An Indiana pizza shop that supports the religious freedom act and refuses to cater gay weddings shut down on Wednesday night after receiving a flood of threats.
The owners of Memories Pizza started the furor by declaring in a radio interview that they would deny service to potential customers for religious reasons under the new state law, Mediaite reported.
"If a gay couple came in and wanted us to provide pizzas for their wedding, we would have to say no," Crystal O'Connor, daughter of owner Kevin O'Connor, told local ABC Affiliate WBND
Her controversial comments immediately caused a backlash with critics and customers, many from out of state, giving it negative reviews on Yelp while protesting the family's anti-gay stance position, The Hill
The family-owned restaurant was also bombarded with threatening phone calls and angry comments on Facebook, and feared that they were receiving fake phone orders for pizza.

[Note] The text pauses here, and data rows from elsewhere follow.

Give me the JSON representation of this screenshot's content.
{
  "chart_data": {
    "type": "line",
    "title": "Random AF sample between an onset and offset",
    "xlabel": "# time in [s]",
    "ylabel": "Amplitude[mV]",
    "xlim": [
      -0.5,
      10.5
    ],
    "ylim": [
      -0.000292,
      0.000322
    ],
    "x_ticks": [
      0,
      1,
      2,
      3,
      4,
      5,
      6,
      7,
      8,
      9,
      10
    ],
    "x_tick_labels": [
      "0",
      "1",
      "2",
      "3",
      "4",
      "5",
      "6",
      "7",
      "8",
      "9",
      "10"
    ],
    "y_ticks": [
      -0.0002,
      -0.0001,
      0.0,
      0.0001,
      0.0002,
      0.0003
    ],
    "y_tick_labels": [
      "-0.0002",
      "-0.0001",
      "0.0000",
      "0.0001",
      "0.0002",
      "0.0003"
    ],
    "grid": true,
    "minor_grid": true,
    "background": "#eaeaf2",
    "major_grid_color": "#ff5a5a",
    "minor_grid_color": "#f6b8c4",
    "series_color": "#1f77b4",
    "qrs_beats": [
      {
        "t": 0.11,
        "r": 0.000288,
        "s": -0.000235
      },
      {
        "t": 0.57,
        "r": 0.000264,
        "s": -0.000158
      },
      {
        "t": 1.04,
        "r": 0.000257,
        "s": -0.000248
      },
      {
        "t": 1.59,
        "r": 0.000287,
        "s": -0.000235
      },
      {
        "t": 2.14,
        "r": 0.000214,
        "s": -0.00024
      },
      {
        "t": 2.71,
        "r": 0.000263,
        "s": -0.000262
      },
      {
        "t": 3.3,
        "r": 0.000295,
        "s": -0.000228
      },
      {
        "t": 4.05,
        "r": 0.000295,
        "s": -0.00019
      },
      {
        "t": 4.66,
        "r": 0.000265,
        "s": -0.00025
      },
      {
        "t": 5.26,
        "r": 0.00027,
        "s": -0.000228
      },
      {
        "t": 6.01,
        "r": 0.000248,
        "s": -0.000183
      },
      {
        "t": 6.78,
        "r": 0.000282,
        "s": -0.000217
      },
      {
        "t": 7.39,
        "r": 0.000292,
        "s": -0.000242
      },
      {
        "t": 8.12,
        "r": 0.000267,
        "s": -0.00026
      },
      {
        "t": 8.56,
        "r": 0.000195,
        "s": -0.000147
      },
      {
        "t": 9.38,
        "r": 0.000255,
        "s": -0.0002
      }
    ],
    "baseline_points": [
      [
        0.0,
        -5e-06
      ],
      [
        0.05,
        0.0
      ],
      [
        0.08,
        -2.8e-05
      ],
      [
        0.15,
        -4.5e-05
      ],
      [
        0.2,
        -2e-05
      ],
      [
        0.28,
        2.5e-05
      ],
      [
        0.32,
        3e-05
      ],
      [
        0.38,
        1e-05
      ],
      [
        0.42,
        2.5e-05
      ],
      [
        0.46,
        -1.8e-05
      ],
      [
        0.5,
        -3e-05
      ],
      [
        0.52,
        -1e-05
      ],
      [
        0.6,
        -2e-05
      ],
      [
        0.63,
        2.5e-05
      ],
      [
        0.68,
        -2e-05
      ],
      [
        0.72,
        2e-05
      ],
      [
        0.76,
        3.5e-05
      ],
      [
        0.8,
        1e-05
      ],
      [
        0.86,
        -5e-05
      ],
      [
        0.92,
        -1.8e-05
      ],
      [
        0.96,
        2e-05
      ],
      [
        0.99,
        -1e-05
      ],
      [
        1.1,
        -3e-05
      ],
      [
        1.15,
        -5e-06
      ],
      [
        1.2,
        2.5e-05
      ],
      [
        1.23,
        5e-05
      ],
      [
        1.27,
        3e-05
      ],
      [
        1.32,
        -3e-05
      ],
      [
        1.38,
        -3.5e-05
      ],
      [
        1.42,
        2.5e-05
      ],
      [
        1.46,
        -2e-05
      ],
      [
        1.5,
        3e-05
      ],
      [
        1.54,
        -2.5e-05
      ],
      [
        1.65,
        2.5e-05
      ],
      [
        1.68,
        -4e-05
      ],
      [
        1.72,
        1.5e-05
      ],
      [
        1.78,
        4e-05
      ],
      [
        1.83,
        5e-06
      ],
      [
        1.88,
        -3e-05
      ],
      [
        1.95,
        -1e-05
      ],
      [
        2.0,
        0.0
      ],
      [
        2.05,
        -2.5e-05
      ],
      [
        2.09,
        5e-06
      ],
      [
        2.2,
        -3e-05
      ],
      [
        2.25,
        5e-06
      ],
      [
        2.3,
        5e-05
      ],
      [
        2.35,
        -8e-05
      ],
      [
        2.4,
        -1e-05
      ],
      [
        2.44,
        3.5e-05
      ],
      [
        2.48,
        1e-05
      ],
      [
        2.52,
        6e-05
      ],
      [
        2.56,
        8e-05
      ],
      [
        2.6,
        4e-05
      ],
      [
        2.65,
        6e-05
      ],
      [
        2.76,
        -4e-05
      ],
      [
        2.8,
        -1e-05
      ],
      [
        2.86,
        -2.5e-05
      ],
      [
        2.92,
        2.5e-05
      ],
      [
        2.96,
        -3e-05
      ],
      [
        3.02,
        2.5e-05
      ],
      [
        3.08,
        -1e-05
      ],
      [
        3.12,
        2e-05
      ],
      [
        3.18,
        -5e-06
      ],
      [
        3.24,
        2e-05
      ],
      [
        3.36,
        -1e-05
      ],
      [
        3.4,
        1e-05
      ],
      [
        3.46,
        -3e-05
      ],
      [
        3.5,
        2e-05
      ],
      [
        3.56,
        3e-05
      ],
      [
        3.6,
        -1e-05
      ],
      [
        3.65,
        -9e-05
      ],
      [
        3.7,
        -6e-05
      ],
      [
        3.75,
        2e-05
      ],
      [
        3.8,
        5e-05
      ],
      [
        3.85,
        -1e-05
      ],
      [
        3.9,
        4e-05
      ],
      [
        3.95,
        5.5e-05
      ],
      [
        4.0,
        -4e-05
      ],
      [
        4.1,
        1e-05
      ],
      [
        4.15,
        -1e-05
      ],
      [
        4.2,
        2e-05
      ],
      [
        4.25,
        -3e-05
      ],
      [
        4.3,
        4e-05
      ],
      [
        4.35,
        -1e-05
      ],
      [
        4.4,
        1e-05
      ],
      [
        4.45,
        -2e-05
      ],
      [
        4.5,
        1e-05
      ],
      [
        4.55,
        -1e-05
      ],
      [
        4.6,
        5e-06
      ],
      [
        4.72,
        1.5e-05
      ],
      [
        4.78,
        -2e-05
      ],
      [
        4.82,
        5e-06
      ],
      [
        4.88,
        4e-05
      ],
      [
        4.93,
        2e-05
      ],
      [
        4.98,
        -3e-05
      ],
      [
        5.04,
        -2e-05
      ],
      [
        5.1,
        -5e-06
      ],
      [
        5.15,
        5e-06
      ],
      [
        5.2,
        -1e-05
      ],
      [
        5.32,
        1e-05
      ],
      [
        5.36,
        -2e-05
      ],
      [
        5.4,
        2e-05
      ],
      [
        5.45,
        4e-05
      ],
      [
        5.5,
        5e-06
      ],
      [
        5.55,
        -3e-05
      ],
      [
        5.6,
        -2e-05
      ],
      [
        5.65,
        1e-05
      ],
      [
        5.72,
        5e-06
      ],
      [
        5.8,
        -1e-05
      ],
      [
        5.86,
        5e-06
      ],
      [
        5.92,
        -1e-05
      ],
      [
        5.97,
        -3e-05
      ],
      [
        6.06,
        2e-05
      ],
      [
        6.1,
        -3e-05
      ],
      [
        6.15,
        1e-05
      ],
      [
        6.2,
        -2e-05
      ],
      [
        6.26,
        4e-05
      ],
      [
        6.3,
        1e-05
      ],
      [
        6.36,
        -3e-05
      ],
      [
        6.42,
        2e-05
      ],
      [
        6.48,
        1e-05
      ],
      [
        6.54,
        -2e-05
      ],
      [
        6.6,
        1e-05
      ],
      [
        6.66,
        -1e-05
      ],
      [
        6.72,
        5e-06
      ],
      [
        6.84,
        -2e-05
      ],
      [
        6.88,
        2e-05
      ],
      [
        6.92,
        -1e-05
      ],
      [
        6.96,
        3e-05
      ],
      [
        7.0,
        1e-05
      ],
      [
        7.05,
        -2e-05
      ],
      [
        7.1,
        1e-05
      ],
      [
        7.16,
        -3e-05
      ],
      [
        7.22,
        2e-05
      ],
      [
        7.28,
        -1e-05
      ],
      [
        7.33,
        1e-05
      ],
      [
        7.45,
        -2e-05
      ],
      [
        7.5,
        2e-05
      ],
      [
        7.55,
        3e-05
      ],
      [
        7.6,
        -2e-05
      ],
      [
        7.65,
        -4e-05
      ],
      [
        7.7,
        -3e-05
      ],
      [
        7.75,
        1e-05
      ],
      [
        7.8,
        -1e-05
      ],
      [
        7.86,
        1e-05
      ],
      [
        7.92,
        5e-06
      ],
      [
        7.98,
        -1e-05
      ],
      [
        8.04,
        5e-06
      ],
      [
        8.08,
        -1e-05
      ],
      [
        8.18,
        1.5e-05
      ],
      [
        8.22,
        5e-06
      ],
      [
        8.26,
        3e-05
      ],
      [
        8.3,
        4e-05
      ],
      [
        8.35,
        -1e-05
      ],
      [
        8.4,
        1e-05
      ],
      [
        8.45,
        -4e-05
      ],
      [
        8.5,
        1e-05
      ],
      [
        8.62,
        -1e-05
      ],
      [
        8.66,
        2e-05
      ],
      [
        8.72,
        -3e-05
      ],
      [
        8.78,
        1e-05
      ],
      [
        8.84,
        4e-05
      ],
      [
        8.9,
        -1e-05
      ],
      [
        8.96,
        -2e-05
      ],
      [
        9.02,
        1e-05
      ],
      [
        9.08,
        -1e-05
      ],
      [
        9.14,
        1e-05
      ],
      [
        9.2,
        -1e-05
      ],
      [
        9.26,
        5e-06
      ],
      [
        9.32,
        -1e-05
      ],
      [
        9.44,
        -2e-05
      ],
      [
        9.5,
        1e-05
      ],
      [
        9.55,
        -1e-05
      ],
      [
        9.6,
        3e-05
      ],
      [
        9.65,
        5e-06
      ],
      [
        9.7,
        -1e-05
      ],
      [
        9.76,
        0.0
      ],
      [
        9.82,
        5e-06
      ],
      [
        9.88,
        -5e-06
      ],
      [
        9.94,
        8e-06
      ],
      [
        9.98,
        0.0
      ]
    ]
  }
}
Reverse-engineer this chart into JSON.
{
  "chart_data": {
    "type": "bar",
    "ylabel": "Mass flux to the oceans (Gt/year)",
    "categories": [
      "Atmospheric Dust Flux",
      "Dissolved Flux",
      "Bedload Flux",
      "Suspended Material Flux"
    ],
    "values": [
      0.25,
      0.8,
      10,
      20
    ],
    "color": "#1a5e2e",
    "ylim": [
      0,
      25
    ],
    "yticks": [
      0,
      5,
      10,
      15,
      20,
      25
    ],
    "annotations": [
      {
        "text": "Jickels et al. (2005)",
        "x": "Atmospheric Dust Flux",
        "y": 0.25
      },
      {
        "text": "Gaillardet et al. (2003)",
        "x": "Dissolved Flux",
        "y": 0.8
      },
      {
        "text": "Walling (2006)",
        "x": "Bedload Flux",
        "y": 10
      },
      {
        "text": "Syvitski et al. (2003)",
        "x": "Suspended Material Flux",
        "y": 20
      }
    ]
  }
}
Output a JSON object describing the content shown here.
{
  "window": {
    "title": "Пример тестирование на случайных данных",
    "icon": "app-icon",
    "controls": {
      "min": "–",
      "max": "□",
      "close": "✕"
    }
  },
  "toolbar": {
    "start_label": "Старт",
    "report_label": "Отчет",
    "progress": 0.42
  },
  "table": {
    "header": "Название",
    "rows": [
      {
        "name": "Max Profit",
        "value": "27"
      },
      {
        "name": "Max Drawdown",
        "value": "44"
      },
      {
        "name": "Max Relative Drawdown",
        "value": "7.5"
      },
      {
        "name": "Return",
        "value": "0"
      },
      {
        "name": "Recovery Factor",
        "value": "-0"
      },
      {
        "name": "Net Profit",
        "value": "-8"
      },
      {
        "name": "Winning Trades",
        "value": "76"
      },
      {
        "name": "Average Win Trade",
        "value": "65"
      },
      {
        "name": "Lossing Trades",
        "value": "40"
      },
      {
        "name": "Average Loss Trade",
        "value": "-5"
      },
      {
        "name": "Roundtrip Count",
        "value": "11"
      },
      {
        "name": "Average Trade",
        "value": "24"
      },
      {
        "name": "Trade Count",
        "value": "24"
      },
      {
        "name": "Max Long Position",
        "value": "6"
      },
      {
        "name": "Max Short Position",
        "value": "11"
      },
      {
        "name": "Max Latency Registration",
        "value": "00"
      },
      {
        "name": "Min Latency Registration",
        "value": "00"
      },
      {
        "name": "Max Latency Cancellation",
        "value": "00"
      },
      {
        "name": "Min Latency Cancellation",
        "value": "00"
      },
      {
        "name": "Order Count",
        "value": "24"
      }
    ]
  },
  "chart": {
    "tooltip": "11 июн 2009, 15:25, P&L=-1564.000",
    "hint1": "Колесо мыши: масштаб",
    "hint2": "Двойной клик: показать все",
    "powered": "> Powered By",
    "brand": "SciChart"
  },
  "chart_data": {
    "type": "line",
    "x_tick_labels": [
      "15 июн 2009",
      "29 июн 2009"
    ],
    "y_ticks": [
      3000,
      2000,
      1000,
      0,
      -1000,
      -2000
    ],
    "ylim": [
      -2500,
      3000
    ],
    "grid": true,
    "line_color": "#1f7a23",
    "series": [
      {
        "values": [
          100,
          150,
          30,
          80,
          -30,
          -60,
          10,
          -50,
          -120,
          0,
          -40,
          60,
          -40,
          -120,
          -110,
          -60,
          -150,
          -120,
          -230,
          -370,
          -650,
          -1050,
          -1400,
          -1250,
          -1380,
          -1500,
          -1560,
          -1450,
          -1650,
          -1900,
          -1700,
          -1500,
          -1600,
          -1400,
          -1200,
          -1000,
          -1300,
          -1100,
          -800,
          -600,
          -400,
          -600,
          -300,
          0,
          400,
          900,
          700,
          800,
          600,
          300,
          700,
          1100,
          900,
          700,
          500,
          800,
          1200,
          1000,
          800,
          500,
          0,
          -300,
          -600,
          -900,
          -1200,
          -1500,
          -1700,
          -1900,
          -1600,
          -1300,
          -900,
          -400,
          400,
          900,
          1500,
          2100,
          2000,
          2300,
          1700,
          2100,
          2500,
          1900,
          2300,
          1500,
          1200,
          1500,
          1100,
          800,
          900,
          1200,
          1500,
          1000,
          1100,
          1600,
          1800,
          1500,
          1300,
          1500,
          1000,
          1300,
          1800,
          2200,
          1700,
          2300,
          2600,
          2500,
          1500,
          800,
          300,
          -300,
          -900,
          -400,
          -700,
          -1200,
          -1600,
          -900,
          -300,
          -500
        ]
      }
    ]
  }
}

Kevin O'Connor, a father of nine, told Fox News, "Because I don't believe in something that they want, they see fit to be angry about it. It's just been ugly. I don't know what to call it."
O'Connor said he closed down the restaurant in Walkerton because the family could not tell which phone orders were real, and he said that he was not sure when or if his establishment will reopen.
The family, which has owned the restaurant for nine years, calls it a Christian establishment and says they are proud to own a business that reflects their faith.
"We're not discriminating against anyone, that's just our belief and anyone has the right to believe in anything," Crystal O'Connor said.
The O'Connors said they would not refuse service in their restaurant to a gay couple, but they do not agree with gay marriage and would not provide service for such a wedding.
They made the inflammatory comments just hours after Indiana Gov. Mike Pence agreed to clarify the new law to say it does not allow for discrimination.
The Indiana law, similar to the federal version signed in 1993 and similar to laws in 20 states, protects individuals from the government intruding on their religious beliefs.
However, critics say its language allows businesses to deny service to lesbians, gays, bisexuals and transgenders, and use religious beliefs as justification.